Search code examples
python-3.xoptimizationvectorization

Pairwise product on a Python List (or numpy array)


I have a list of numbers (floats) (with the list size typically being greater than 20k) and need to find the pairwise product of each of those. For example if I have 10 numbers, I need an output of 45 numbers in a list with the output being these 45 numbers. A nested for loop in Python is extremely slow. Is there any way for me parallelize these calculations, given that the operation is simple product.

a =np.random.random(100)
c = []
i = 0
for num in range(0,len(a)):
    for num2 in range(0,len(a)):      
        if num2 > num:
            c.append(a[num]*a[num2])

Solution

  • Accessing value of Numpy array is slow (because each access does a C call with many internal checks and internal function sub-calls).

    One way to speed this up is to convert the Numpy array to a list, but this is still far from being optimal since the code is generally interpreted using CPython.

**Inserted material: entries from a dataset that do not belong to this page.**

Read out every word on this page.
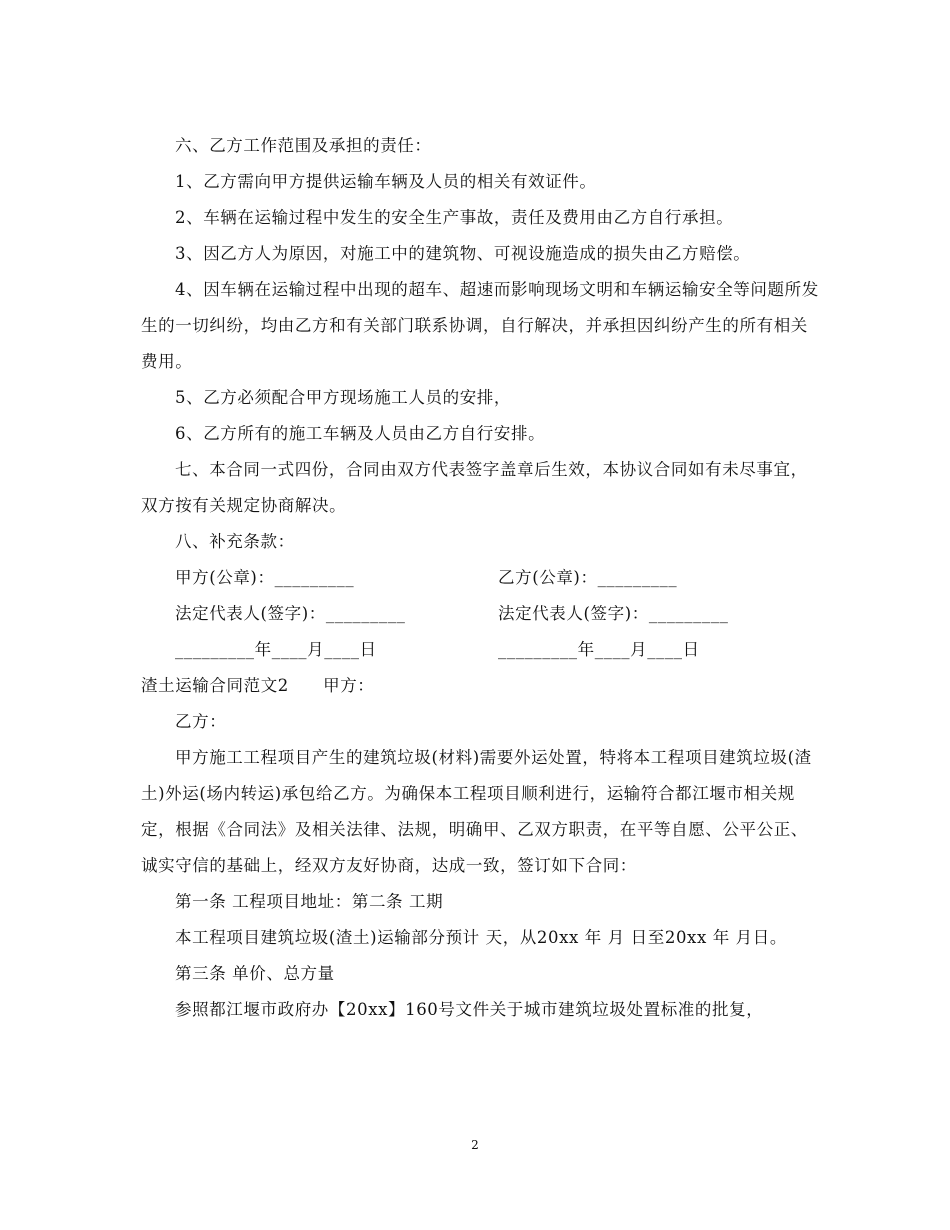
六、乙方工作范围及承担的责任：

1、乙方需向甲方提供运输车辆及人员的相关有效证件。

2、车辆在运输过程中发生的安全生产事故，责任及费用由乙方自行承担。

3、因乙方人为原因，对施工中的建筑物、可视设施造成的损失由乙方赔偿。

4、因车辆在运输过程中出现的超车、超速而影响现场文明和车辆运输安全等问题所发生的一切纠纷，均由乙方和有关部门联系协调，自行解决，并承担因纠纷产生的所有相关费用。

5、乙方必须配合甲方现场施工人员的安排，

6、乙方所有的施工车辆及人员由乙方自行安排。

七、本合同一式四份，合同由双方代表签字盖章后生效，本协议合同如有未尽事宜，双方按有关规定协商解决。

八、补充条款：

甲方(公章)：_________	乙方(公章)：_________
法定代表人(签字)：_________	法定代表人(签字)：_________
_________年____月____日	_________年____月____日

渣土运输合同范文2　　甲方：

乙方：

甲方施工工程项目产生的建筑垃圾(材料)需要外运处置，特将本工程项目建筑垃圾(渣土)外运(场内转运)承包给乙方。为确保本工程项目顺利进行，运输符合都江堰市相关规定，根据《合同法》及相关法律、法规，明确甲、乙双方职责，在平等自愿、公平公正、诚实守信的基础上，经双方友好协商，达成一致，签订如下合同：

第一条 工程项目地址：第二条 工期

本工程项目建筑垃圾(渣土)运输部分预计 天，从20xx 年 月 日至20xx 年 月日。

第三条 单价、总方量

参照都江堰市政府办【20xx】160号文件关于城市建筑垃圾处置标准的批复，

2
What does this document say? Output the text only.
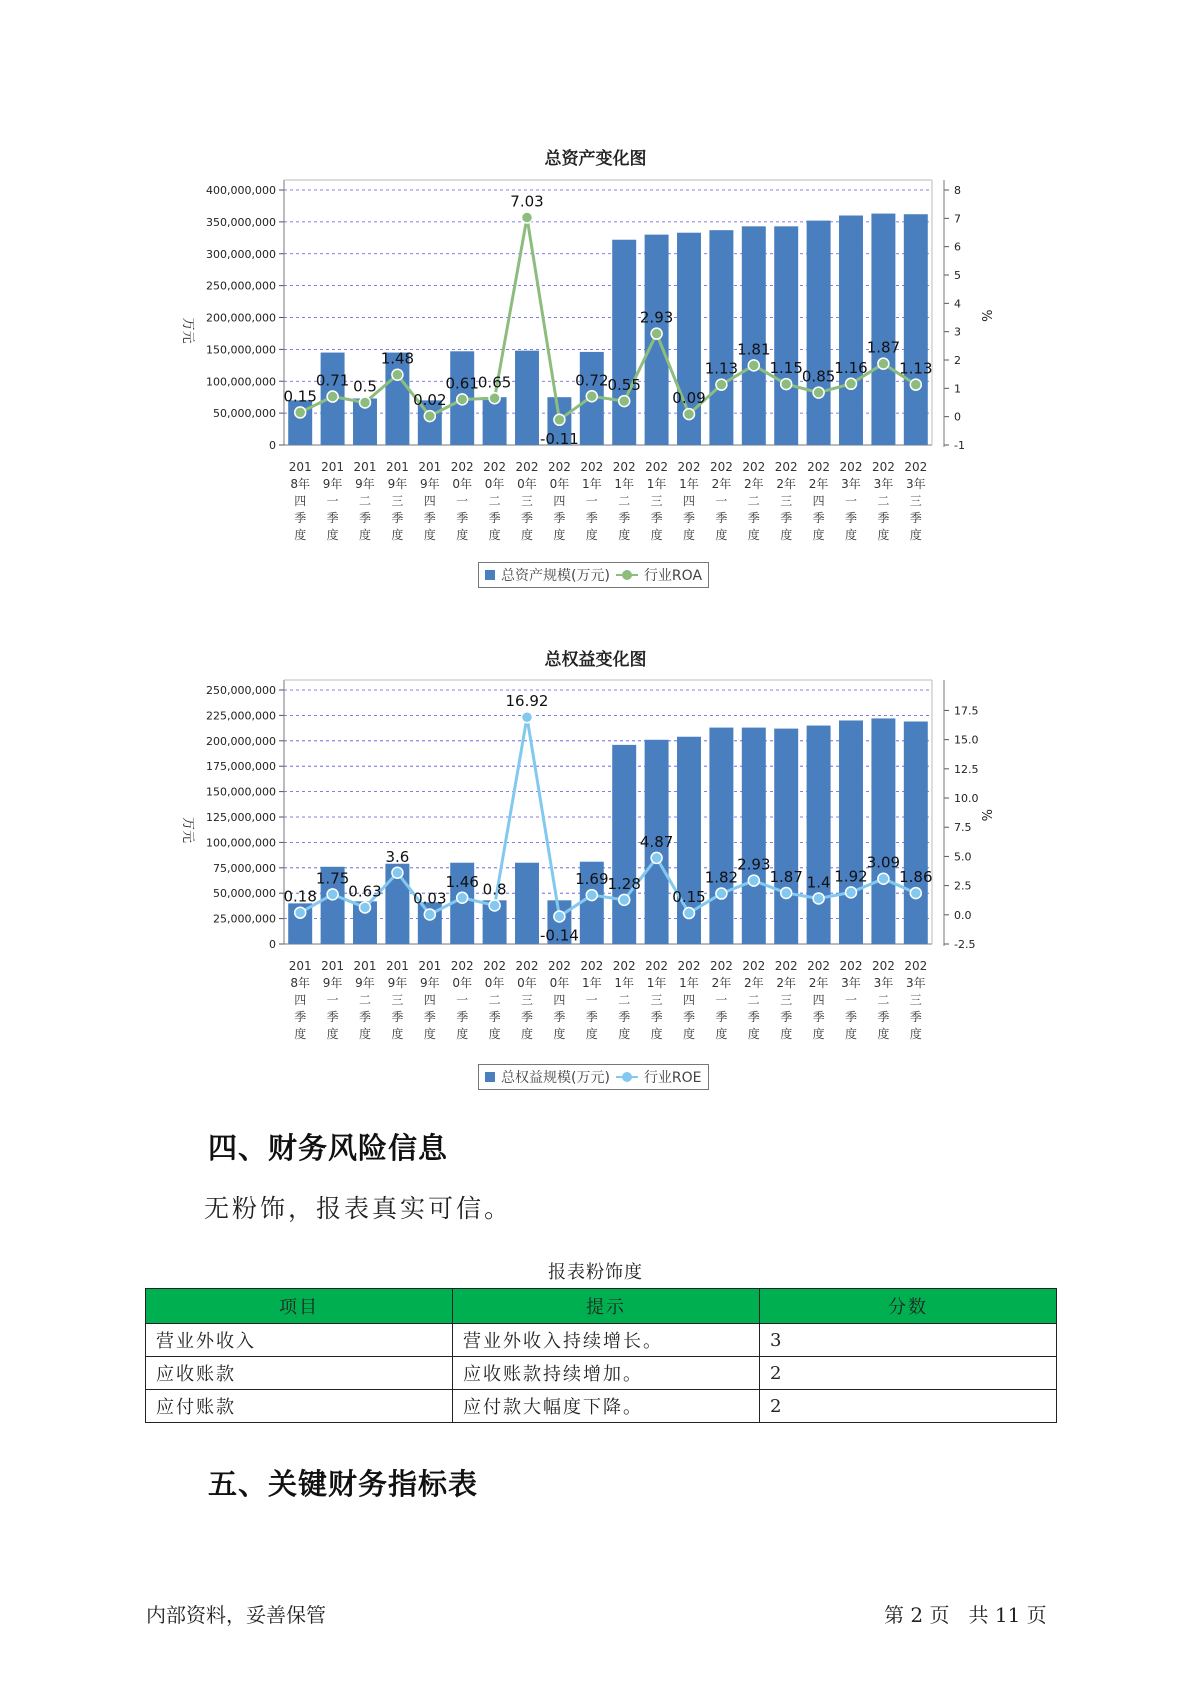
总资产变化图
0
50,000,000
100,000,000
150,000,000
200,000,000
250,000,000
300,000,000
350,000,000
400,000,000
-1
0
1
2
3
4
5
6
7
8
万元
%
201 8年四季度
201 9年一季度
201 9年二季度
201 9年三季度
201 9年四季度
202 0年一季度
202 0年二季度
202 0年三季度
202 0年四季度
202 1年一季度
202 1年二季度
202 1年三季度
202 1年四季度
202 2年一季度
202 2年二季度
202 2年三季度
202 2年四季度
202 3年一季度
202 3年二季度
202 3年三季度
0.15
0.71 0.5
1.48
0.02
0.61
0.65
7.03
-0.11
0.72
0.55
2.93
0.09
1.13
1.81
1.15
0.85
1.16
1.87
1.13
总资产规模(万元) 行业ROA
总权益变化图
0
25,000,000
50,000,000
75,000,000
100,000,000
125,000,000
150,000,000
175,000,000
200,000,000
225,000,000
250,000,000
-2.5
0.0
2.5
5.0
7.5
10.0
12.5
15.0
17.5
万元
%
201 8年四季度
201 9年一季度
201 9年二季度
201 9年三季度
201 9年四季度
202 0年一季度
202 0年二季度
202 0年三季度
202 0年四季度
202 1年一季度
202 1年二季度
202 1年三季度
202 1年四季度
202 2年一季度
202 2年二季度
202 2年三季度
202 2年四季度
202 3年一季度
202 3年二季度
202 3年三季度
0.18
1.75
0.63
3.6
0.03
1.46 0.8
16.92
-0.14
1.69
1.28
4.87
0.15
1.82
2.93
1.87 1.4 1.92
3.09
1.86
总权益规模(万元) 行业ROE
四、财务风险信息
无粉饰，报表真实可信。
报表粉饰度
项目	提示	分数
营业外收入	营业外收入持续增长。	3
应收账款	应收账款持续增加。	2
应付账款	应付款大幅度下降。	2
五、关键财务指标表
内部资料，妥善保管	第 2 页   共 11 页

    A faster approach is to use vectorized calls so to avoid any loops and just do few Numpy calls. Here is a fully vectorized approach:

    x, y = np.meshgrid(a, a)
    product = x * y
    mask = np.triu(np.full((a.size, a.size), True), 1)
    result = product[mask]
    

    This is 18 times faster on my machine (1.33 ms VS 73 µs). Note that the mask can be precomputed once in a loop (resulting in a nearly twice faster code).

    If this is still not enough, then please consider using Cython or Numba. Note they can also help to reduce the memory footprint since there is no need to create the temporary matrices.